Economy and Employment
With curtailed exports and investment, North Korea’s fragile economy suffered deeper contractions, leading to reduced employment and income opportunities, especially in sectors targeted by sanctions such as textiles and seafood, which are major employers of women. Diminished currency inflows further reduced the availability of goods in markets, and price volatility increased, further eroding livelihoods.
Social and Gender Dimensions
Economic hardship led to documented increases in domestic violence, sexual violence, and trafficking, as women lost employment and sources of income in sanctioned industries.
Humanitarian Relief
Sanctions complicated the work of NGOs and humanitarian agencies, who faced delays, blocked transactions, and logistical obstacles, undermining timely intervention in crises and the ability to deliver critical aid to vulnerable populations.
Conclusion
Donald Trump’s presidency marked the most stringent period of sanctions against North Korea, building upon and dramatically expanding decades of U.S. and international restrictions in response to the country's relentless pursuit of nuclear weapons. The triggers for this escalation were North Korea’s rapid advances in nuclear and ballistic missile technologies.

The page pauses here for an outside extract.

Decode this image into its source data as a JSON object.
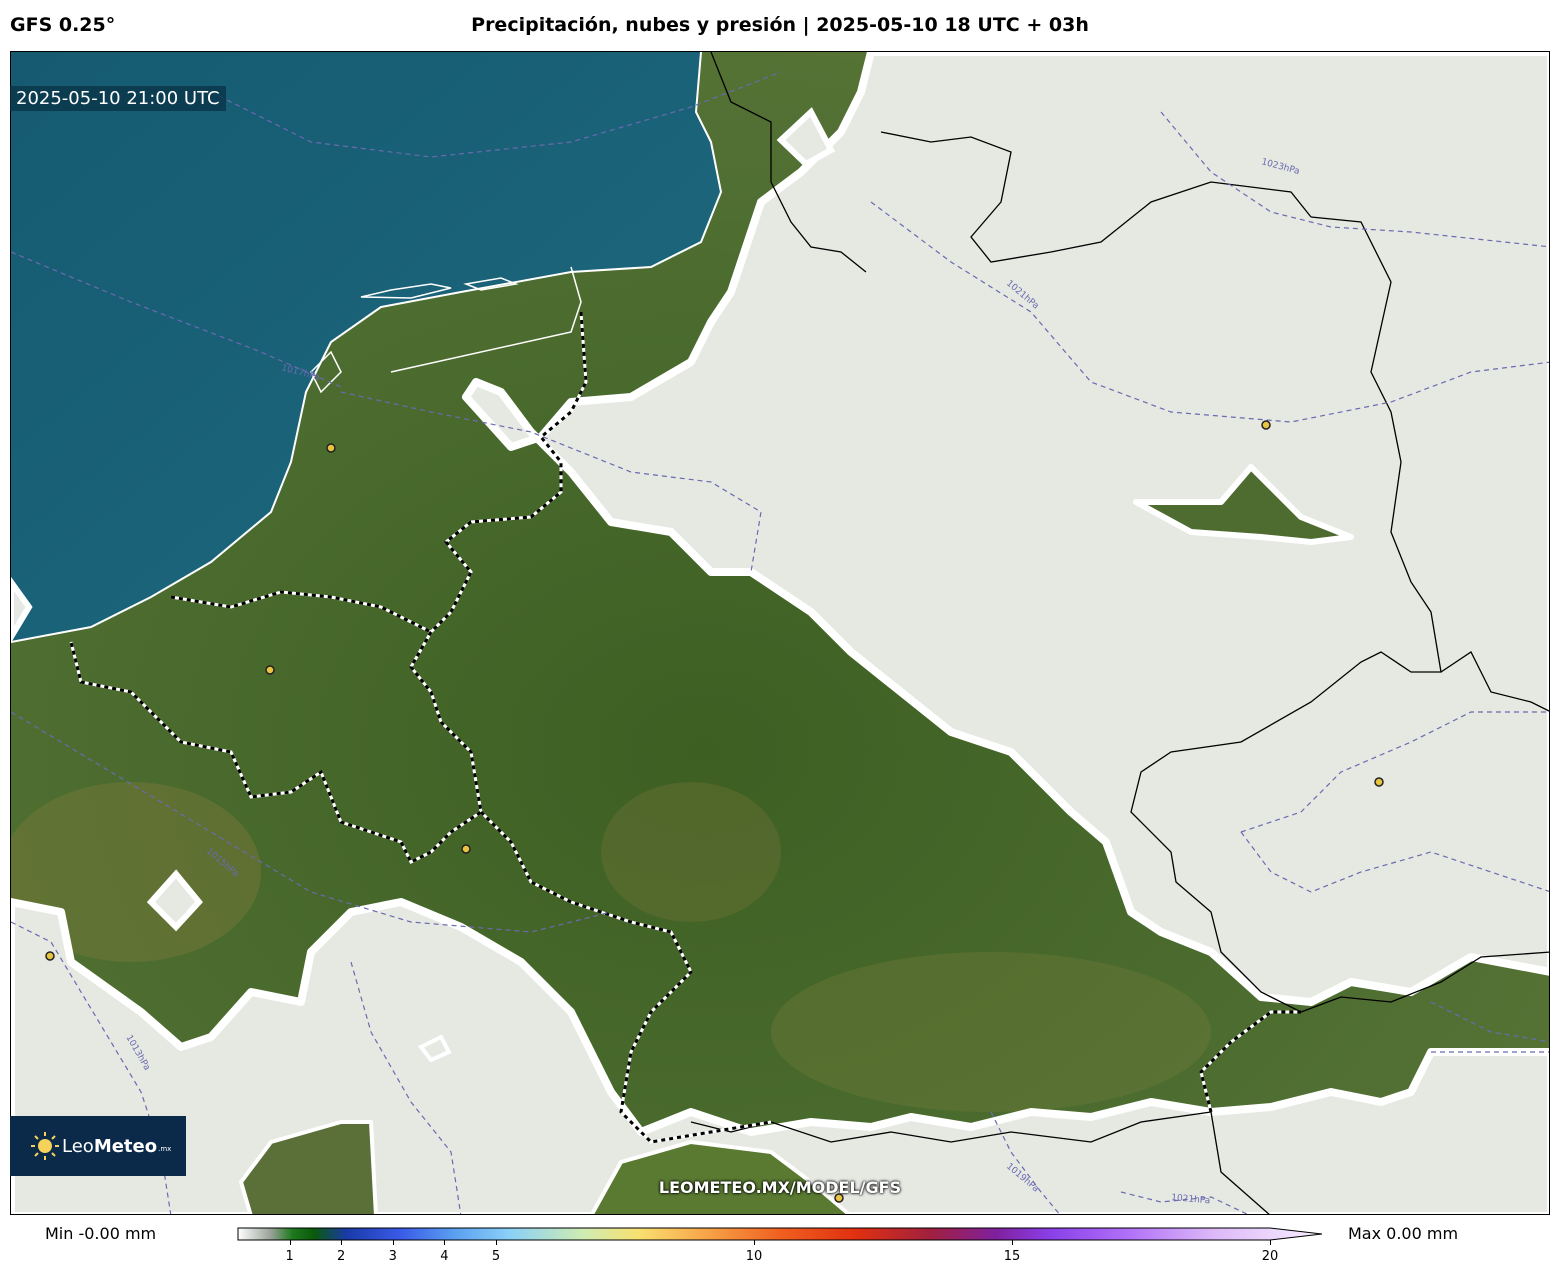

While the principal aim of the "maximum pressure" campaign was to deter North Korean provocations and halt its weapons programs, the most profound and immediate effect has been the deepening of everyday hardships for ordinary North Koreans, who must endure worsening food insecurity, health crises, economic deprivation, and the breakdown of vital humanitarian relief, intensifying the suffering rooted in longstanding systemic vulnerabilities.
Thus, while the sanctions strategy increased diplomatic and economic pressure on the North Korean regime, it also inadvertently exacerbated the plight of an already vulnerable civilian population, adding further urgency to the ongoing international debate about the humanitarian cost and overall effectiveness of such measures.